В результате подобных имплантаций у нас выстроилась определенная восходящая аналитическая последовательность.
На первой ее ступени — люди с их высказываниями.
На второй ступени — диссонанс между высказываниями и реальностью.
На третьей ступени — политический смысл этого диссонанса.
На четвертой ступени — психологический смысл этого диссонанса.
На пятой ступени — симбиоз субъекта и диссонансов.
На шестой ступени — феномен, рождаемый симбиозом.
На седьмой ступени — ноумен, рождаемый феноменом.
Для тех, кто может заподозрить предложение рассмотреть "лестницу из семи ступеней" в потаенной ироничности, предлагаю расшифровку, доказывающую, что я описываю реальный аналитический метод, а не "стебусь", как теперь говорят, по поводу несовершенств героев моего аналитического романа.
На первой ступени расположены господа Юргенс, Орешкин и другие, заявляющие то-то и то-то. Например, что "судно должно освободиться от балласта, чтобы выстоять в шторм". Или что "модернизации без свободы не бывает".

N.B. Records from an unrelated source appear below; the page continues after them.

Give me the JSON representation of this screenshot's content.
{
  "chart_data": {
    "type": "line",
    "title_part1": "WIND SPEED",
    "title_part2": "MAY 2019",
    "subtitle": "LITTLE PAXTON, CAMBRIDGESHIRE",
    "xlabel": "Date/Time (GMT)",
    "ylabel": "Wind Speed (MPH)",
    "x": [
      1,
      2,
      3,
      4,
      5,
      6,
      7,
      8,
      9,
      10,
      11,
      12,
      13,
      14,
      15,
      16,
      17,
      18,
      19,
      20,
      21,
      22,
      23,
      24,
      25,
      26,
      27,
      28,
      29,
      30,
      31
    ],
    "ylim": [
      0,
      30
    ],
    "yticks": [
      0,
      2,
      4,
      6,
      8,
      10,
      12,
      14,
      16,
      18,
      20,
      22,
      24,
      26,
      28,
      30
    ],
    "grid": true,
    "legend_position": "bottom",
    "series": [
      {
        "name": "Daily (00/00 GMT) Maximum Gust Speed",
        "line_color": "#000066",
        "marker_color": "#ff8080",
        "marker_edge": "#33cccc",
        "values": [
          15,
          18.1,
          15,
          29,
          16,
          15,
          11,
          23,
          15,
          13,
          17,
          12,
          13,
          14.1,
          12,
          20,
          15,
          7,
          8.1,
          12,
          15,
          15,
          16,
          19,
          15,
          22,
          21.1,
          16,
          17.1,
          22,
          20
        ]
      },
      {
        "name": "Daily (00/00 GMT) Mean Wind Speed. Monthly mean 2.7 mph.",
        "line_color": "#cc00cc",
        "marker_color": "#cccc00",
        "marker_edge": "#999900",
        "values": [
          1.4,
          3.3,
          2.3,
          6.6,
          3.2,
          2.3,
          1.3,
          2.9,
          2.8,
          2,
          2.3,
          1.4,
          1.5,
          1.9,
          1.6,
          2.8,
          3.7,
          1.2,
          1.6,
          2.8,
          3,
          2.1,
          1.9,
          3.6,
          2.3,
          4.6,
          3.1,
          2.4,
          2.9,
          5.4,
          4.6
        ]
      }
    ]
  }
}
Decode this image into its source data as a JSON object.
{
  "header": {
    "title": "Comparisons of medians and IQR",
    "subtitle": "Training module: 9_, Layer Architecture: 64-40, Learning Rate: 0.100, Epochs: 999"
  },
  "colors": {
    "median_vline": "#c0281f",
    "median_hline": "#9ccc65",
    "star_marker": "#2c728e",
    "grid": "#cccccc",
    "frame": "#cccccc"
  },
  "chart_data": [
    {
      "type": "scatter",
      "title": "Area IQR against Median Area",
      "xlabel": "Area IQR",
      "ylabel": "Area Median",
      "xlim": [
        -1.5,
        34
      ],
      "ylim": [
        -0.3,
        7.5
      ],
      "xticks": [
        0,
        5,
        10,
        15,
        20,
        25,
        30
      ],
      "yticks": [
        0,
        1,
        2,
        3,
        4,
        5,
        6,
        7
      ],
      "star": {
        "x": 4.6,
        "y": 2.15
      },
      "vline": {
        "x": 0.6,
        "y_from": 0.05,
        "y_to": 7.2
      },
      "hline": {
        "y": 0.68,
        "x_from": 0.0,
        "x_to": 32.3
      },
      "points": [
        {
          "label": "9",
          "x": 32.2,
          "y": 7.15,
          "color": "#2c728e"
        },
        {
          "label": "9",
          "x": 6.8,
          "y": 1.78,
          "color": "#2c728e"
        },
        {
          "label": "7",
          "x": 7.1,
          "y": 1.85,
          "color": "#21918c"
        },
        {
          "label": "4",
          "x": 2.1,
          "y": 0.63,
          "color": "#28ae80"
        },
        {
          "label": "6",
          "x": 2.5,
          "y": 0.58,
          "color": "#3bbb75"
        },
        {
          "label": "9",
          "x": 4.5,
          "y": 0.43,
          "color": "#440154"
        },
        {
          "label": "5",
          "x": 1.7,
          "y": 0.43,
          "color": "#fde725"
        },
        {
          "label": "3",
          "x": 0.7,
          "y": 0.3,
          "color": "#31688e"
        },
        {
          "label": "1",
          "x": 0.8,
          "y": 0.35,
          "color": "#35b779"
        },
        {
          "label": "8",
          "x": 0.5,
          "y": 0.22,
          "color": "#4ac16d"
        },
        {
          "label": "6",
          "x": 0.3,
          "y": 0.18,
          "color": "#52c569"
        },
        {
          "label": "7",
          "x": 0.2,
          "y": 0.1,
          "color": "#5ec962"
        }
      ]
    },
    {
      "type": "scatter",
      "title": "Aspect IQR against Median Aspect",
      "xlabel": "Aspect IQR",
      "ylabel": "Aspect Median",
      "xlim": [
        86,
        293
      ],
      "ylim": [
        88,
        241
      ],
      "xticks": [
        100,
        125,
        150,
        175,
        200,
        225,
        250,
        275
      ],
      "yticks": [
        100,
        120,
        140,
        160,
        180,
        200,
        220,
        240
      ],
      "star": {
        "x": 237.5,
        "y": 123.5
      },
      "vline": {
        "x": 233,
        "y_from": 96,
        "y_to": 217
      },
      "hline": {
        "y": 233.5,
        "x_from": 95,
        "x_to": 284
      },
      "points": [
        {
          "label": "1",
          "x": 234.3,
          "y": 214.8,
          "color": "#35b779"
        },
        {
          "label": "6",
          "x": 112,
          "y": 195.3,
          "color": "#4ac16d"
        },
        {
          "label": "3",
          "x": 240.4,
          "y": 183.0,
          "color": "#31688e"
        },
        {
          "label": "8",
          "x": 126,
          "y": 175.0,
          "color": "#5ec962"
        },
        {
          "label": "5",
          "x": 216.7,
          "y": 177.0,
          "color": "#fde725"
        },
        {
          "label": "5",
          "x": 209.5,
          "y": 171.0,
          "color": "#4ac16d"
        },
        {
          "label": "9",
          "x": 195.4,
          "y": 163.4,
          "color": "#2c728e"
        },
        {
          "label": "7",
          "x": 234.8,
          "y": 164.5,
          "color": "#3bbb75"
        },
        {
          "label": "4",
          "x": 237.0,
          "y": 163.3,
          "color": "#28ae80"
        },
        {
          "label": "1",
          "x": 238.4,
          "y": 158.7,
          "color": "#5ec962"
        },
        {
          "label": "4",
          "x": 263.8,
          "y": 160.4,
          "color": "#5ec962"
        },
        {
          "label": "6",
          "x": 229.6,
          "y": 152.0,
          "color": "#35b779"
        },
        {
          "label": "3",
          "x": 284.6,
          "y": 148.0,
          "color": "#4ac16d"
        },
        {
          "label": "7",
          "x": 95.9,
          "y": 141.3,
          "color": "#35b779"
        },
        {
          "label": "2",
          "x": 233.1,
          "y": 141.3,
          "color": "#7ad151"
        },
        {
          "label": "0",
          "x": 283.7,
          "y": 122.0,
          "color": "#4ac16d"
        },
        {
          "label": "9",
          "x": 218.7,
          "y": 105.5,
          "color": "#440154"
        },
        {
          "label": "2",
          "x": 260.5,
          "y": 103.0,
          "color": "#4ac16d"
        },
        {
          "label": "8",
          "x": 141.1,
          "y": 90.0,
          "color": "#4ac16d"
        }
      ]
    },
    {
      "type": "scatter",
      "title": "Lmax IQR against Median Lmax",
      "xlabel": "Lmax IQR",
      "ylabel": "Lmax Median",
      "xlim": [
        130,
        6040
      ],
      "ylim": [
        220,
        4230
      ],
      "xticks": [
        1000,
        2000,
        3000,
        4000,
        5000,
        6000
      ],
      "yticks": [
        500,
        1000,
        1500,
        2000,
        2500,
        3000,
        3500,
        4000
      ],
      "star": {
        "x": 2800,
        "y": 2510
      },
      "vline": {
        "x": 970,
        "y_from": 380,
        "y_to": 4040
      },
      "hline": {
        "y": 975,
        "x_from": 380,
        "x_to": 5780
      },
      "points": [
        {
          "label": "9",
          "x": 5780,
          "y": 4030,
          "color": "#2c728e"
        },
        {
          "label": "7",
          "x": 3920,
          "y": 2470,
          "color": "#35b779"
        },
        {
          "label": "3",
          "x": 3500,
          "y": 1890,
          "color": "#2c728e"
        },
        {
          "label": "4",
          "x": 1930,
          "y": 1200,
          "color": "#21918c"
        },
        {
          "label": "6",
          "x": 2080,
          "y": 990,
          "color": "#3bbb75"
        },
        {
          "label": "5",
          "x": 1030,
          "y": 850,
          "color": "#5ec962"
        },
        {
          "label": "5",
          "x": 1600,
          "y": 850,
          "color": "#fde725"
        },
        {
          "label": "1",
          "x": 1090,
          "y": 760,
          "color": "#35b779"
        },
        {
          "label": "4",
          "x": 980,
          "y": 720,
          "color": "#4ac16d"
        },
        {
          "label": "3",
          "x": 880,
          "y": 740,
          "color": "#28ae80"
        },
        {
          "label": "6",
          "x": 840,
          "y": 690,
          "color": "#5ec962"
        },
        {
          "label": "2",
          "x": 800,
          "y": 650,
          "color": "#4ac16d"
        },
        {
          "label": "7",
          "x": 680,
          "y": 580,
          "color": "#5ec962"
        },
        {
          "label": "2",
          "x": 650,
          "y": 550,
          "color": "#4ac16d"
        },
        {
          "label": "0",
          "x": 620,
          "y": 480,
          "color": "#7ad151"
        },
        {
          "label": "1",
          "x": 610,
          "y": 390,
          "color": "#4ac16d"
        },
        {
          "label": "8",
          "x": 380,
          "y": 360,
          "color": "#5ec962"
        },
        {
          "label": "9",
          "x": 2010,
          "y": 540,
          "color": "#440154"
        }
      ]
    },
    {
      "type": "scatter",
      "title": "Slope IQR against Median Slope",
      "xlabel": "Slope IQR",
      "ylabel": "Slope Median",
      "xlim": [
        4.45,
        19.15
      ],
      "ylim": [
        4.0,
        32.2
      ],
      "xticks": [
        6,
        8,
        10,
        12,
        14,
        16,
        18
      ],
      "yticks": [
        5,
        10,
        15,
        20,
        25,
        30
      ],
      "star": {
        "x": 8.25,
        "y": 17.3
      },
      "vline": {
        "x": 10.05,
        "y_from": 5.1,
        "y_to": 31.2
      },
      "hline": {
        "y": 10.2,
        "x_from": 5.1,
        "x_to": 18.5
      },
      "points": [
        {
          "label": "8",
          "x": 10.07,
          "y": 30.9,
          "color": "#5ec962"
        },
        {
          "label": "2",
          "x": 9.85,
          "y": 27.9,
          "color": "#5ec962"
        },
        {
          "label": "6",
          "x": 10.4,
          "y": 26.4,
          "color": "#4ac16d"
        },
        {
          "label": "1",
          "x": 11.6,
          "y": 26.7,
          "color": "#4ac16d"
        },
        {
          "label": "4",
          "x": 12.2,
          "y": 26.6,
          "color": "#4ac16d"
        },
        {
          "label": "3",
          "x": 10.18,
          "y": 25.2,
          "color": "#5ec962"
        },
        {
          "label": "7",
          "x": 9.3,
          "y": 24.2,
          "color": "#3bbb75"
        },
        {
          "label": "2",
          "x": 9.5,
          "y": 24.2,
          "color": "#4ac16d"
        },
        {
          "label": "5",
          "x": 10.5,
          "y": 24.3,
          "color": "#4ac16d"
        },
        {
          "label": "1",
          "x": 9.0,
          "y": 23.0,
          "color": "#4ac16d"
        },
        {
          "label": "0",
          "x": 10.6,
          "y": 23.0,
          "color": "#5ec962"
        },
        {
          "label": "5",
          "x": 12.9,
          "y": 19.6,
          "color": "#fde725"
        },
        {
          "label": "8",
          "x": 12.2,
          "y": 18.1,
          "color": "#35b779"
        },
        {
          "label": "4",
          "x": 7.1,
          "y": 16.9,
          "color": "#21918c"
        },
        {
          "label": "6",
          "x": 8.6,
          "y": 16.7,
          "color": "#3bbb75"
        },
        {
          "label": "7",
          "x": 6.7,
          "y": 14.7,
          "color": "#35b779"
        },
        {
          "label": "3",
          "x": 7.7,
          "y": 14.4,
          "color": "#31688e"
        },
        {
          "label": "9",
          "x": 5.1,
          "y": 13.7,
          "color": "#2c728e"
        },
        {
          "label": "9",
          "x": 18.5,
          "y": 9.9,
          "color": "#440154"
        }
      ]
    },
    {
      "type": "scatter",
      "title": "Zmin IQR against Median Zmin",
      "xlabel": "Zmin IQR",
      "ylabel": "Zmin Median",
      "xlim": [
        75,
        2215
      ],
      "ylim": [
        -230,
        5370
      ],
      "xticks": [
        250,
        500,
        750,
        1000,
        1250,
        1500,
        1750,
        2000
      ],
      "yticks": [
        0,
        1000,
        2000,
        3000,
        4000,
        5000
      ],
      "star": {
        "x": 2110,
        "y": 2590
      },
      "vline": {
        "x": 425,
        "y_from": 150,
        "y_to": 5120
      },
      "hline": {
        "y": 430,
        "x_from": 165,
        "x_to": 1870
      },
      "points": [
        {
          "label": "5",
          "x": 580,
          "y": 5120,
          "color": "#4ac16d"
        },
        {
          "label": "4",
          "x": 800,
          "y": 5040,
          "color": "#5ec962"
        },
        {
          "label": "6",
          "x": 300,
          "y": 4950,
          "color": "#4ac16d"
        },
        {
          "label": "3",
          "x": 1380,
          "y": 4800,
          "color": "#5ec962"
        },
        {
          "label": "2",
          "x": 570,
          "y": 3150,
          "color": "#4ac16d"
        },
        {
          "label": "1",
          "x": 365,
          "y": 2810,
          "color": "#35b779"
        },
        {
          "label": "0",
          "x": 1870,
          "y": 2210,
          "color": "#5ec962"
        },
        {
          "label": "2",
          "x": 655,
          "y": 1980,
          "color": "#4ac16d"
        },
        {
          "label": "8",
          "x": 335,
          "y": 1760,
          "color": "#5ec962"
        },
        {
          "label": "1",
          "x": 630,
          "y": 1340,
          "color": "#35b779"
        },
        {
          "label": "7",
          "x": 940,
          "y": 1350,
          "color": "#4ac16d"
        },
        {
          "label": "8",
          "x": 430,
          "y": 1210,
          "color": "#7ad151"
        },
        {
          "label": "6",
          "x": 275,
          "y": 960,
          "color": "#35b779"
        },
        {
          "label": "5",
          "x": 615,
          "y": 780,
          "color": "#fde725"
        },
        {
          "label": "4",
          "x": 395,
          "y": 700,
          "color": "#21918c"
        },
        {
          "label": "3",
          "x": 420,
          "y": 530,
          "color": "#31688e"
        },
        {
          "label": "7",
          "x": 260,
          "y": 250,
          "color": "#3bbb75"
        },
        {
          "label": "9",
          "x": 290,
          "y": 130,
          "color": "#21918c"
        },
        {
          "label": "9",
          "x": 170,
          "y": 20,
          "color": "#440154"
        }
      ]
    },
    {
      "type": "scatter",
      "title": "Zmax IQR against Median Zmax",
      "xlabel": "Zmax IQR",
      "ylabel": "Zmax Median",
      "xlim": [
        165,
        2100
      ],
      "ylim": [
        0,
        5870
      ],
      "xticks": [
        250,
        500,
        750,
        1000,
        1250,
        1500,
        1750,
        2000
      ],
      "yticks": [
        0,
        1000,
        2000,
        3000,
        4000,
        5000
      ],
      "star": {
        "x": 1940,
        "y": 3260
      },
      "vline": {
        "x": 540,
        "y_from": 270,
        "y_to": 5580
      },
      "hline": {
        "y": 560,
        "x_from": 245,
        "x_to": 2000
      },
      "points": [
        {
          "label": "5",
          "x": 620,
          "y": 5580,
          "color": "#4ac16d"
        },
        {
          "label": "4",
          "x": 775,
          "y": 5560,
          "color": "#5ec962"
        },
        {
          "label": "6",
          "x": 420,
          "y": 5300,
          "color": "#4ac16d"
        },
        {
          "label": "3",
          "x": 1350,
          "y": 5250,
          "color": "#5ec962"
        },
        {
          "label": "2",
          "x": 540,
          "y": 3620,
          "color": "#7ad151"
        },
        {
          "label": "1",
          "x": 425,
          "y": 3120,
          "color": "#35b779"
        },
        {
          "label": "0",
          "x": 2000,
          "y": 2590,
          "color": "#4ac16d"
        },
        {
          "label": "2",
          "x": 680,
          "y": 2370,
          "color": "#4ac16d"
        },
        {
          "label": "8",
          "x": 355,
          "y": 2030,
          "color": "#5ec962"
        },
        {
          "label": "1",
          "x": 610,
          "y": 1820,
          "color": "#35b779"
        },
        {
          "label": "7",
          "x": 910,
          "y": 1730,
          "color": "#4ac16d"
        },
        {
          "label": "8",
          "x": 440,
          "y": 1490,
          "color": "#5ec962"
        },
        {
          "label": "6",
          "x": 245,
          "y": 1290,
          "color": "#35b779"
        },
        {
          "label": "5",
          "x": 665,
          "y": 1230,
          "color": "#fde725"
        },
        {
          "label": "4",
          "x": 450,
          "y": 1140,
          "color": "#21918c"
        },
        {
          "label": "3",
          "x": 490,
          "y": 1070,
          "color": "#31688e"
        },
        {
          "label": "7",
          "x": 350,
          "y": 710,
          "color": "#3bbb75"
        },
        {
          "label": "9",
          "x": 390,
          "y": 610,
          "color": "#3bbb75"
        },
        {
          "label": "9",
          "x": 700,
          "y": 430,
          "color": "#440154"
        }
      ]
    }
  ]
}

На второй ступени расположено всё то, что неопровержимо доказывает наличие вопиющих диссонансов между этими высказываниями вышеназванных господ и реальностью. Судно без балласта всегда опрокидывается, а не приобретает добавочную устойчивость. Модернизация почти всегда связана с определенной (определенной, а не любой!) несвободой в политическом смысле этого слова. И так далее.
На третьей ступени расположено всё, что можно назвать политическим смыслом, заложенным в обдуманные или бездумные диссонансы. Авторам высказываний нужно попытаться, что называется, сбить с панталыку Медведева. Причем тем же способом, каким перед этим их предшественники сбили с панталыку Горбачева.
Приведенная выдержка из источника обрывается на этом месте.